De nombreux soldats américains sont victime de syndrome post-traumatique à leur retour d'Irak ou d'Afghanistan De nombreux soldats américains sont victime de syndrome post-traumatique à leur retour d'Irak ou d'Afghanistan[AHMAD AL-RUBAYE / AFP]

La MDMA, le principe actif de l'ecstasy, pourrait aider à guérir le syndrome post-traumatique, selon une étude publiée par The Lancet Psychiatry. 

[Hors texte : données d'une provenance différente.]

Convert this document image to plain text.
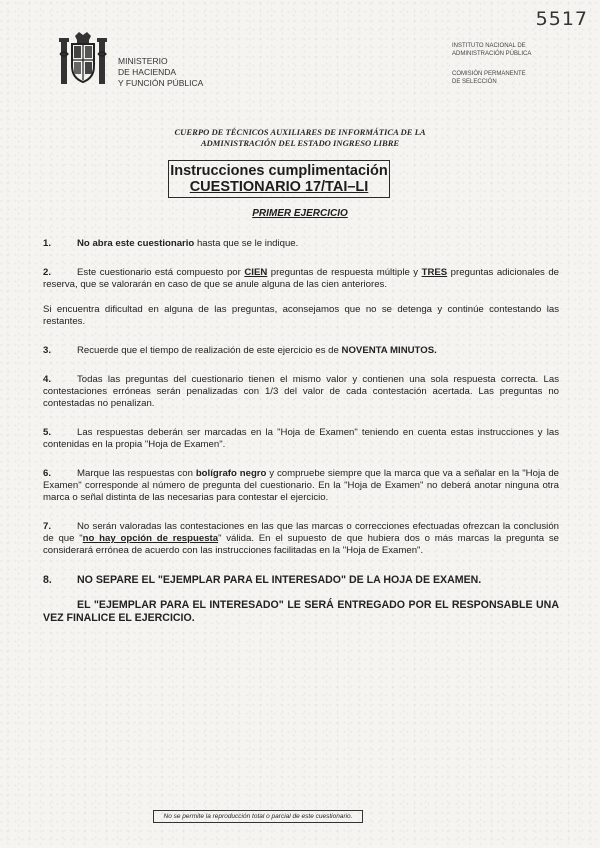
5517
MINISTERIO
DE HACIENDA
Y FUNCIÓN PÚBLICA
INSTITUTO NACIONAL DE
ADMINISTRACIÓN PÚBLICA
COMISIÓN PERMANENTE
DE SELECCIÓN
CUERPO DE TÉCNICOS AUXILIARES DE INFORMÁTICA DE LA
ADMINISTRACIÓN DEL ESTADO INGRESO LIBRE
Instrucciones cumplimentación
CUESTIONARIO 17/TAI–LI
PRIMER EJERCICIO

1.	No abra este cuestionario hasta que se le indique.

2.	Este cuestionario está compuesto por CIEN preguntas de respuesta múltiple y TRES preguntas adicionales de reserva, que se valorarán en caso de que se anule alguna de las cien anteriores.

Si encuentra dificultad en alguna de las preguntas, aconsejamos que no se detenga y continúe contestando las restantes.

3.	Recuerde que el tiempo de realización de este ejercicio es de NOVENTA MINUTOS.

4.	Todas las preguntas del cuestionario tienen el mismo valor y contienen una sola respuesta correcta. Las contestaciones erróneas serán penalizadas con 1/3 del valor de cada contestación acertada. Las preguntas no contestadas no penalizan.

5.	Las respuestas deberán ser marcadas en la "Hoja de Examen" teniendo en cuenta estas instrucciones y las contenidas en la propia "Hoja de Examen".

6.	Marque las respuestas con bolígrafo negro y compruebe siempre que la marca que va a señalar en la "Hoja de Examen" corresponde al número de pregunta del cuestionario. En la "Hoja de Examen" no deberá anotar ninguna otra marca o señal distinta de las necesarias para contestar el ejercicio.

7.	No serán valoradas las contestaciones en las que las marcas o correcciones efectuadas ofrezcan la conclusión de que "no hay opción de respuesta" válida. En el supuesto de que hubiera dos o más marcas la pregunta se considerará errónea de acuerdo con las instrucciones facilitadas en la "Hoja de Examen".

8. NO SEPARE EL "EJEMPLAR PARA EL INTERESADO" DE LA HOJA DE EXAMEN.

EL "EJEMPLAR PARA EL INTERESADO" LE SERÁ ENTREGADO POR EL RESPONSABLE UNA VEZ FINALICE EL EJERCICIO.

No se permite la reproducción total o parcial de este cuestionario.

Cette hypothèse a en effet été testée avec des résultats prometteurs sur 26 patients (22 soldats, trois pompiers et un officier de police) aux États-Unis. Différentes doses de MDMA ont été administrées à ces personnes, traumatisées dans l'exercice de leurs fonctions, avant des séances de huit heures de psychothérapie, suivies d'une nuit en clinique, et de séances de psychothérapie de 90 minutes au cours des semaines suivantes. Le processus a été répété une deuxième fois quelques mois plus tard. 

Un an après, 16 des 26 patients ne présentaient plus aucun symptome du syndrome post-traumatique. Ces résultats étaient particulièrement concluants chez ceux qui s'étaient vu administrer des doses de 75 mg de MDMA avant les séances de psychothérapie, assez concluants chez ceux qui avaient reçu des des doses de  125 mg, et moins concluants chez ceux qui avaient ingéré des doses de 30 mg. 

D'après les chercheurs, c'est notamment l'accentuation de l'empathie, déclenchée par la drogue, qui contribuerait à améliorer l'état des patients. Elle leur permettrait en effet d'être plus réceptifs, et de se livrer plus facilement, lors des séances de psychothérapies, rendant celles-ci plus efficaces. 

La MDMA et l'ecstasy étant illégales aux États-Unis, comme en France, les auteurs de l'expérience, membres de l'Association multidisciplinaire pour les études psychédéliques de Santa Cruz, alertent en revanche contre les risques d'un tel «traitement» sans encadrement médical.